Northlane - Mirror's Edge EP

Northlane - Mirror's Edge EP

Northlane
Mirror’s Edge EP

Release Date: April 12th, 2024

Label: Independent



Review by Jared Stossel


Northlane is a band that has only gotten better with time. They’re one of the few bands that use the metalcore moniker which I’ve seen incorporate electronic dance music elements into their songs in a way that feels natural, whereas it feels forced amongst some of their peers in the industry. Their last two albums, 2020’s Alien and 2022’s Obsidian, rank among some of the finest work in their catalog, but internal strife had apparently been bogging them down. The five-piece Australian act retreated to Victoria’s Yarra Valley to write, and the result of those sessions is the Mirror’s Edge EP, a six-song entry in the band’s songbook that acts as a creative checkpoint for the band. Upon first listening, I wasn’t digging it. It was only until sitting with it that the songs really started to hit home for me, and it’s a solid twenty-minute representation of everything that the band has accomplished thus far in their career.

You can think of Mirror’s Edge as an intermediary between albums - a chance for the band to stop, take stock of what they’ve done over nearly fifteen years of work amidst multiple lineup changes, and show off the styles and musicianship they’ve fostered ever since. With songs that could both create a gargantuan “wall of death” at even the toughest of metal shows and find themselves at home amongst the BassPod stage of a festival like EDC Las Vegas at four in the morning, Northlane has created some fine work.

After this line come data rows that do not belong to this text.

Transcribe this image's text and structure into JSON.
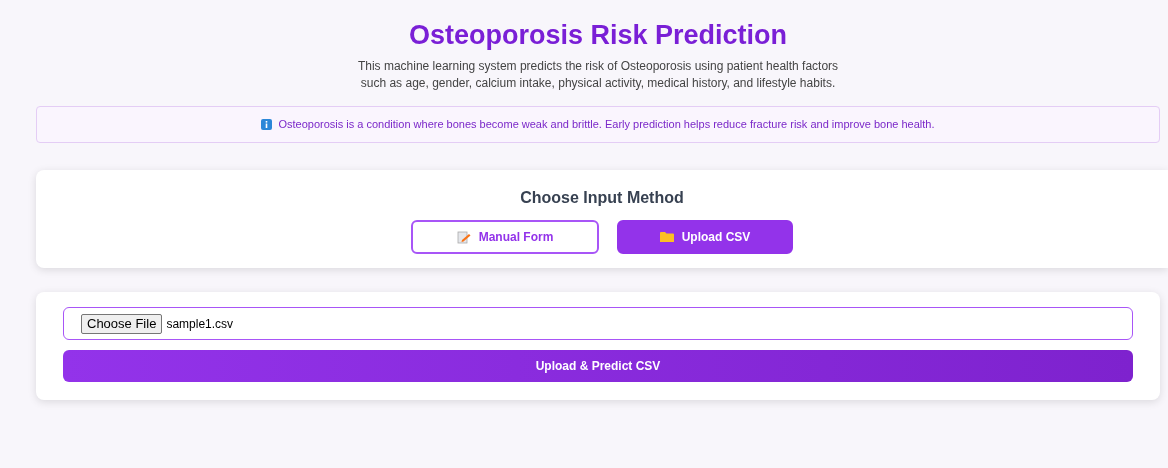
{
  "header": {
    "title": "Osteoporosis Risk Prediction",
    "description_lines": [
      "This machine learning system predicts the risk of Osteoporosis using patient health factors",
      "such as age, gender, calcium intake, physical activity, medical history, and lifestyle habits."
    ]
  },
  "info_banner": {
    "text": "Osteoporosis is a condition where bones become weak and brittle. Early prediction helps reduce fracture risk and improve bone health."
  },
  "input_method": {
    "heading": "Choose Input Method",
    "options": [
      {
        "label": "Manual Form",
        "kind": "form",
        "selected": false
      },
      {
        "label": "Upload CSV",
        "kind": "folder",
        "selected": true
      }
    ]
  },
  "upload": {
    "file_button": "Choose File",
    "file_name": "sample1.csv",
    "submit": "Upload & Predict CSV"
  }
}
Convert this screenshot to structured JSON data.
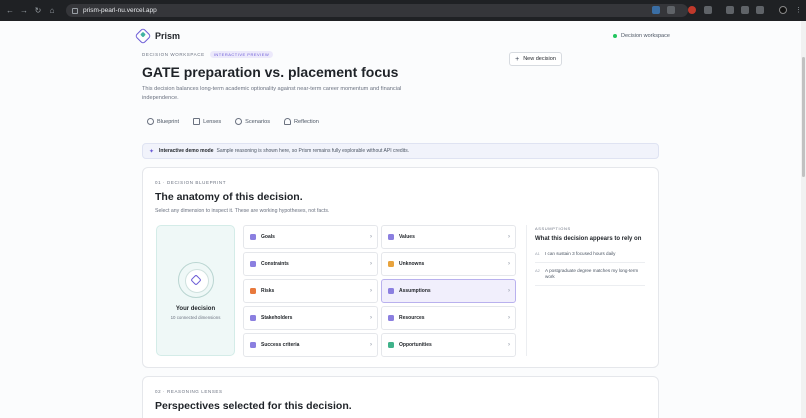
{
  "browser": {
    "url": "prism-pearl-nu.vercel.app"
  },
  "header": {
    "brand": "Prism",
    "status": "Decision workspace"
  },
  "decision": {
    "eyebrow": "DECISION WORKSPACE",
    "pill": "INTERACTIVE PREVIEW",
    "new_button": "New decision",
    "title": "GATE preparation vs. placement focus",
    "description": "This decision balances long-term academic optionality against near-term career momentum and financial independence."
  },
  "tabs": [
    {
      "label": "Blueprint",
      "icon": "blueprint-icon"
    },
    {
      "label": "Lenses",
      "icon": "lenses-icon"
    },
    {
      "label": "Scenarios",
      "icon": "scenarios-icon"
    },
    {
      "label": "Reflection",
      "icon": "reflection-icon"
    }
  ],
  "banner": {
    "title": "Interactive demo mode",
    "text": "Sample reasoning is shown here, so Prism remains fully explorable without API credits."
  },
  "blueprint": {
    "eyebrow": "01 · DECISION BLUEPRINT",
    "title": "The anatomy of this decision.",
    "subtitle": "Select any dimension to inspect it. These are working hypotheses, not facts.",
    "hub_title": "Your decision",
    "hub_count": "10 connected dimensions",
    "dimensions": [
      {
        "label": "Goals",
        "color": "#8b7fe0"
      },
      {
        "label": "Values",
        "color": "#8b7fe0"
      },
      {
        "label": "Constraints",
        "color": "#8b7fe0"
      },
      {
        "label": "Unknowns",
        "color": "#e8a33d"
      },
      {
        "label": "Risks",
        "color": "#e8793d"
      },
      {
        "label": "Assumptions",
        "color": "#8b7fe0"
      },
      {
        "label": "Stakeholders",
        "color": "#8b7fe0"
      },
      {
        "label": "Resources",
        "color": "#8b7fe0"
      },
      {
        "label": "Success criteria",
        "color": "#8b7fe0"
      },
      {
        "label": "Opportunities",
        "color": "#3fb28a"
      }
    ],
    "aside": {
      "eyebrow": "ASSUMPTIONS",
      "title": "What this decision appears to rely on",
      "items": [
        {
          "id": "A1",
          "text": "I can sustain 3 focused hours daily"
        },
        {
          "id": "A2",
          "text": "A postgraduate degree matches my long-term work"
        }
      ]
    }
  },
  "lenses": {
    "eyebrow": "02 · REASONING LENSES",
    "title": "Perspectives selected for this decision."
  }
}
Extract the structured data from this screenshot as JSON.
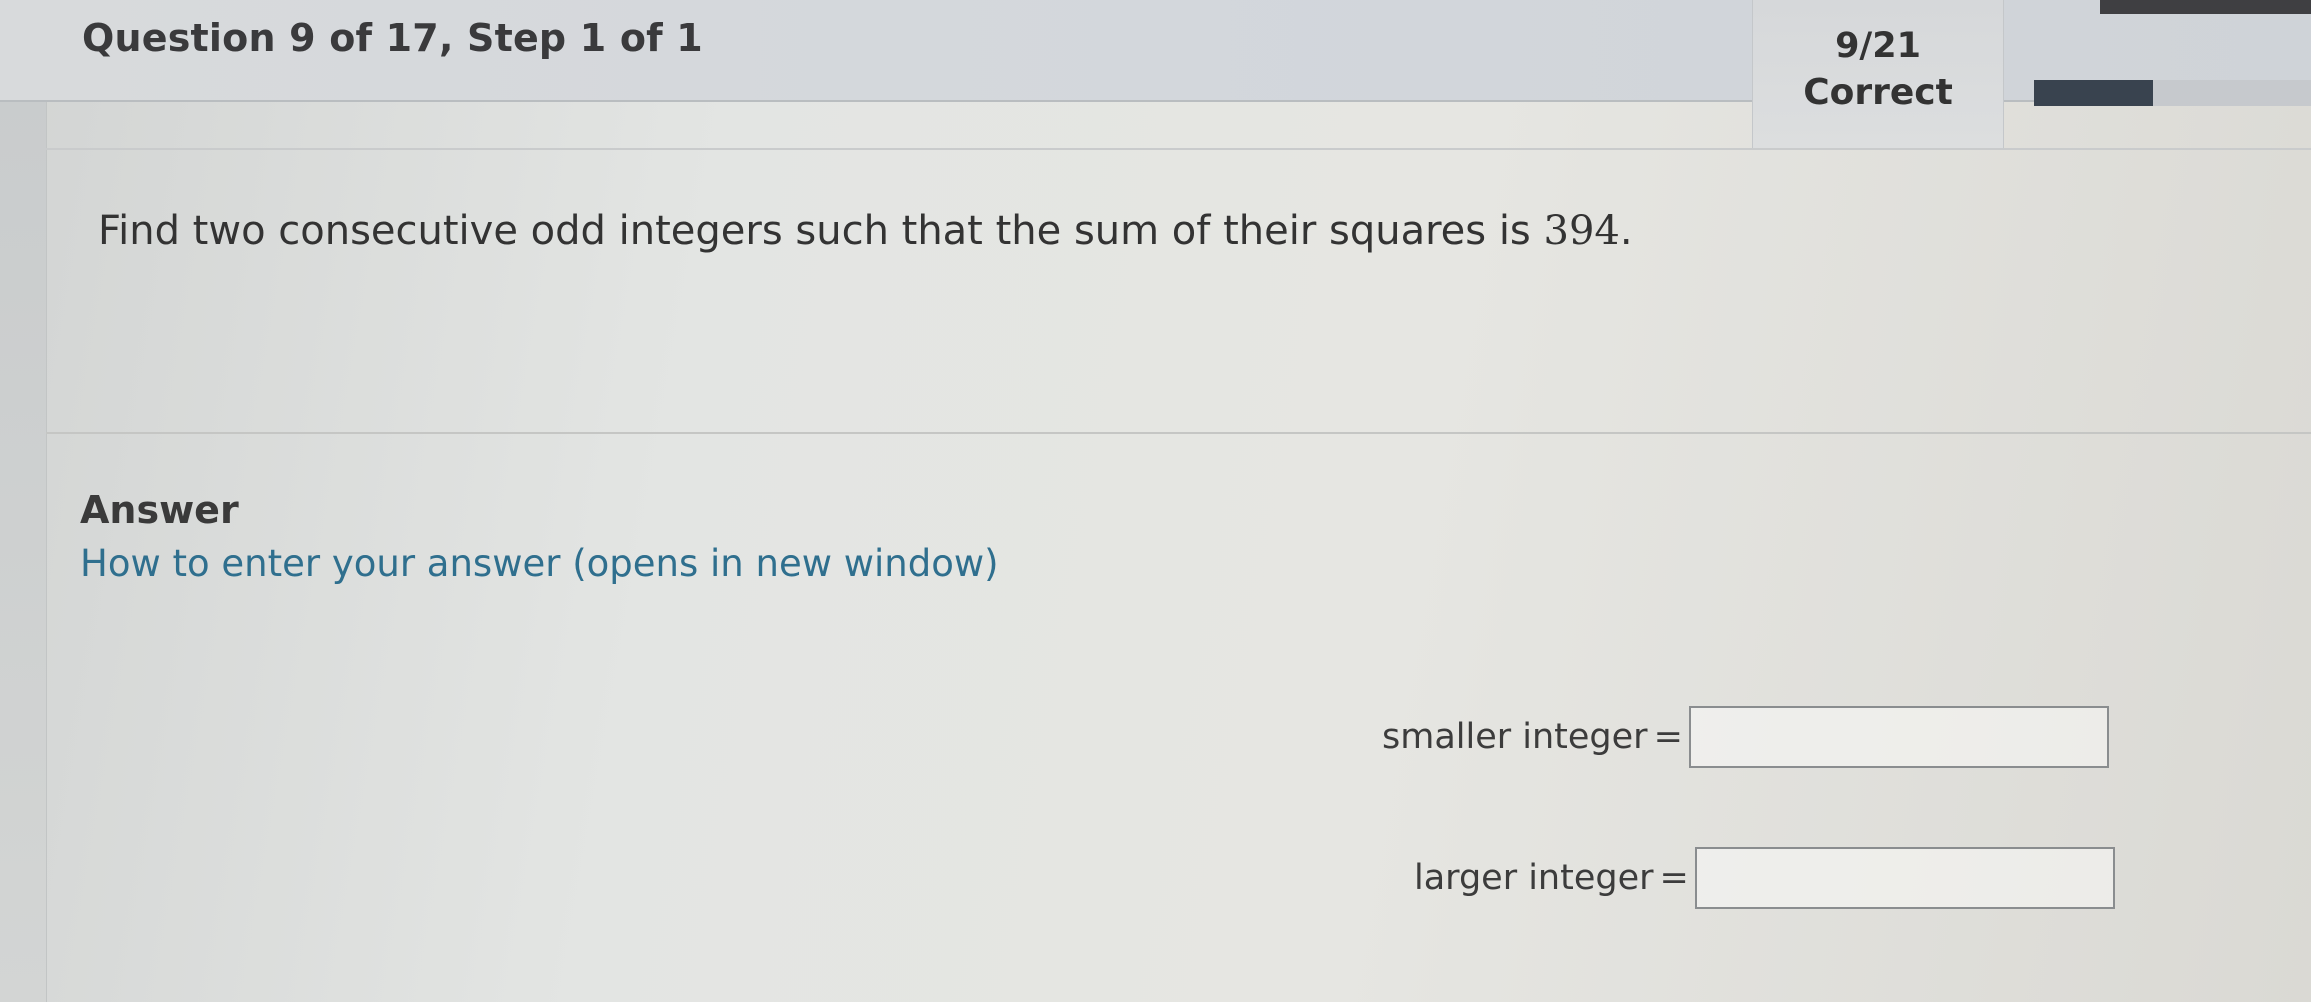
{
  "header": {
    "question_title": "Question 9 of 17, Step 1 of 1",
    "score_count": "9/21",
    "score_status": "Correct"
  },
  "progress": {
    "fraction": 0.43,
    "accent_color": "#39434f"
  },
  "question": {
    "text_prefix": "Find two consecutive odd integers such that the sum of their squares is ",
    "number": "394",
    "text_suffix": "."
  },
  "answer": {
    "heading": "Answer",
    "how_to_link": "How to enter your answer (opens in new window)",
    "fields": [
      {
        "label": "smaller integer",
        "equals": "=",
        "value": ""
      },
      {
        "label": "larger integer",
        "equals": "=",
        "value": ""
      }
    ]
  },
  "colors": {
    "link": "#2f6f8e",
    "text": "#333333"
  }
}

The EP’s title track is more of an introduction track than anything, leading into two heavy-hitting songs (“Afterimage”, “Miasma”), the former featuring Karnivool’s Ian Kenny, while the latter features an eardrum-shattering guest spot from Parkway Drive’s Winston McCall. Fuzzy, bit-crushed guitars and drums signal the opening of “Let Me Disappear”, crescendoing into a fierce vocal breakdown. “Kraft” finds the band exploring darker dance-music-infused territory that’s become familiar on their recent albums, along with a guest spot from former bassist (now current bassist of Structures) Brendon Padjasek. The EP’s closer, “Dante”, is a sweeping conclusion that features lead vocalist Marcus Bridge producing some of his finest vocal works in the choruses.

If the Mirror’s Edge EP was needed to help the band work through tension, whether that be writer’s block, internal conflicts, or anything else that really isn’t our business, then it’s undoubtedly clear that any album they have coming down the pipeline in the next few years will be their best work yet.